Still Birth

Still Birth ( The Crime)

In 1963  I was in my 3rdyear of medical School in Alexandria University, Egypt when I visited the forensic medicine museum as part of my medical studies in pathology. The Pathology museum actually was part of a big complex connected to the (Amiri Hospital) which was in turn part of the university with lecture theatres, Anatomy, Physiology, Histology departments etc.  

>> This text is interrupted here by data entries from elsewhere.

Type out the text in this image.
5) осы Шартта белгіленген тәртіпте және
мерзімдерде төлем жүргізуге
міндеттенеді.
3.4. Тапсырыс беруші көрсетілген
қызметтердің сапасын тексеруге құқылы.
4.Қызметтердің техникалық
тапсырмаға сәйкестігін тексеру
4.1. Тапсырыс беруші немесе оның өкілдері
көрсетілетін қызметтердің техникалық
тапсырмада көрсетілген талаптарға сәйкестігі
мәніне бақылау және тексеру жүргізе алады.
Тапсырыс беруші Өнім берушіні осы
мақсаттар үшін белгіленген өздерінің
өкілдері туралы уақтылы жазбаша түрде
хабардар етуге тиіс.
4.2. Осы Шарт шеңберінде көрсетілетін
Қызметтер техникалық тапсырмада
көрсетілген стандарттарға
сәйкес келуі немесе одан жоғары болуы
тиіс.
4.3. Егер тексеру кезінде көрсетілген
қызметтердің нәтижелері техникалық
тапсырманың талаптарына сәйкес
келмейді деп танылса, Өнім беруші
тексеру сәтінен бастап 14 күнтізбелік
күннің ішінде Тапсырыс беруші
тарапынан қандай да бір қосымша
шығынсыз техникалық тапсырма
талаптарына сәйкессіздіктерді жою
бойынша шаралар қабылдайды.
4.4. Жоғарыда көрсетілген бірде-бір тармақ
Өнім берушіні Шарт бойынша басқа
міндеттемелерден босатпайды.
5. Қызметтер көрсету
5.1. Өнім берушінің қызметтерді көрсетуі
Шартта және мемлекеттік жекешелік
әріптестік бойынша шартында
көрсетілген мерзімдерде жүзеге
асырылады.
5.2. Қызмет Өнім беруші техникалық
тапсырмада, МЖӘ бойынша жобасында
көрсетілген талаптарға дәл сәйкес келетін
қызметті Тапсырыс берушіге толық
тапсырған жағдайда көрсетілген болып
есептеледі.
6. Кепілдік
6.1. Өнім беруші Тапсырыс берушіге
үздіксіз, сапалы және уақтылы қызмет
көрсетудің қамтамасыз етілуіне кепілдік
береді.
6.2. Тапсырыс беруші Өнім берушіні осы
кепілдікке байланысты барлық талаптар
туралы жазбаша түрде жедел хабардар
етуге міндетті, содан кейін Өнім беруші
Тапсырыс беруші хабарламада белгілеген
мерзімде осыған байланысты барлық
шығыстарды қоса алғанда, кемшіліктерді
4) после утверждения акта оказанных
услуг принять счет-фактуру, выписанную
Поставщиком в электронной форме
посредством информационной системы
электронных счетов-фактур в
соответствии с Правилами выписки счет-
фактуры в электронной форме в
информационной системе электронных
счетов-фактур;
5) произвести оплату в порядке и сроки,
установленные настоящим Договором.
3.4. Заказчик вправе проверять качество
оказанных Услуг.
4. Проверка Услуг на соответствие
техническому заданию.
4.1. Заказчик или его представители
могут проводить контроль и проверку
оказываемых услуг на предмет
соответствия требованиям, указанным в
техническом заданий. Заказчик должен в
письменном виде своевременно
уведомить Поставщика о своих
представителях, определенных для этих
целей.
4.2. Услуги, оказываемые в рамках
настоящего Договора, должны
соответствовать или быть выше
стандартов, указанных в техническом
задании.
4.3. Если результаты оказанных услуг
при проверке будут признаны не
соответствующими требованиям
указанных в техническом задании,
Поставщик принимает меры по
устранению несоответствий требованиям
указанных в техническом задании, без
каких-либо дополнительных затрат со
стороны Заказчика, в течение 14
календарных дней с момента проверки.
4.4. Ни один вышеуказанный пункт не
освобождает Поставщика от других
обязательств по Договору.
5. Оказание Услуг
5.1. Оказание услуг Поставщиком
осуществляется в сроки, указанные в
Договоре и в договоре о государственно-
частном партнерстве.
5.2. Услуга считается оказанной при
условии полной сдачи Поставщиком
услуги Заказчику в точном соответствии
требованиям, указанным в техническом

Until recently, even in UK, Pathologists took samples of patients’ bodies without consent. Usually the diseased organ was kept for educational purposes. This practise was wide spread and Egypt was no different. There were many fascinating exhibits. One big jar attracted my attention. It contained a womb. The womb was opened wide with a full grown baby inside. My first thought was that it was a womb of a woman who died in labour. I was shocked to learn of a (horrific crime) behind the exhibit. In short it tells about the wide spread of the so called (Honour Crimes) that was rife particularly in the South of Egypt. As it happened, a young unmarried girl became pregnant and dishonoured her family. Dishonour is regarded as an offence, and a black spot against the whole family and a crime against God that can only be washed by blood. A dishonoured family cannot walk in the streets or even show their faces until their honour is restored and the shameful spot wiped out. The killer to be is usually the closest member of the family, one of those most dishonoured and shamed! In this case her brother stabbed her abdomen repeatedly and killed her.  Then he realised that the child, who was nearly ready to be born, was alive. He opened her abdomen and cut the uterus open and then stabbed the baby and killed him. I was haunted and shocked looking at the child. He had the most beautiful and Sarine face. How did the brother live after looking at that face? And what guilt that innocent baby commit to deserve such punishment?

I kept going again and again just to look at the face of that unborn infant. This stirred huge emotion & sadness in my heart and I felt something had to give. I always painted, since I was a child. I painted to release my emotions, sad or happy. I was not alone as almost everyone in my family painted in my brother Ismat, cousin Mustafa and my sister Huda was particularly outstanding. On occasions I expressed my feeling in poetry, mostly for myself, though published few. So I wrote few words in poetry (in Arabic) describe my anguish and sadness (see translation).  On this occasion poetry alone was not enough to release me of my feelings so then I painted my feeling. That was essential to release me and to enable me to move on. Unfortunately the (honour) crimes still committed, not just in Egypt but all over the world. I moved to England to study psychiatry then I was faced with what I call a mirror image  of the honour crime ( Abortion). Hundred of thousand of abortions performed every year to get rid of unwanted children. This is the result of free sex in a free society. In the west the logic for abortion that allowing unwanted pregnancy is more harmful to the women and society, which can be true. Unfortunately even the church and medical institutions rationalise the killing of foetuses that at that age they have no soul, i.e. not a human being yet. How this can be. As a scientist I say this is not true, if the foetus is not aborted the majority would be viable and complete humans. It is a dilemma of the extremes, in the one hand the honour crime, oppression of women, and on the other killing millions of children to avoid hardships. Both attitudes have its own logic but the result more or less the same!     

 As in most of my paintings All the symbols in the painting drive from the poem.

I translated the poetry from Arabic to English:

  • The foetus curled in his sad silent corner.
  • Not moaning or crying,
  • He never cursed life
  • Never smiled
  • Never said mama
  • Oh for the sad
  • He will never play in the street , like other children
  • He will never grow like the flowers of the valleys
  • Never to see the stars                                                  
  • Or the light of the day
  • He will never travel across time
  • Because he died long time ago
  • The seas has shattered his mast
  • And on the sand scattered
  • The remnant of sympathy feelings
  • To crucify  the living on their consciousness
  • In the museum of life and the theatres of the centuries
  • For tears to fall once from guilt
  • And once more for suffering and pain
  • For life
  • To save man

About myself:

I painted (Still Birth)  3 times. The first in Alexandria and won a Silver medal in the university art exhibition however I lost it after that. I painted the Idea in Kuwait where I was working in Kuwait university Medical School as assistant professor of psychiatry (teaching) and lost the painting again in the 1st gulf war (stolen) by my American Friend Linda, who used to teach English in Kuwait university! She took all my painting and refused to give them back after the war! Obviously she liked them very much? I painted it for the 3rdtime in Canterbury where I live now and I still have it! I finished medical school 1967, worked in many difficult places including war torn South of Sudan. I received a scholarship 1973 from the British council to study Psychiatry and obtained the DPM and MRCPsych.  I now work as consultant psychiatrist look after Dover Area and live in Canterbury, UK with my family.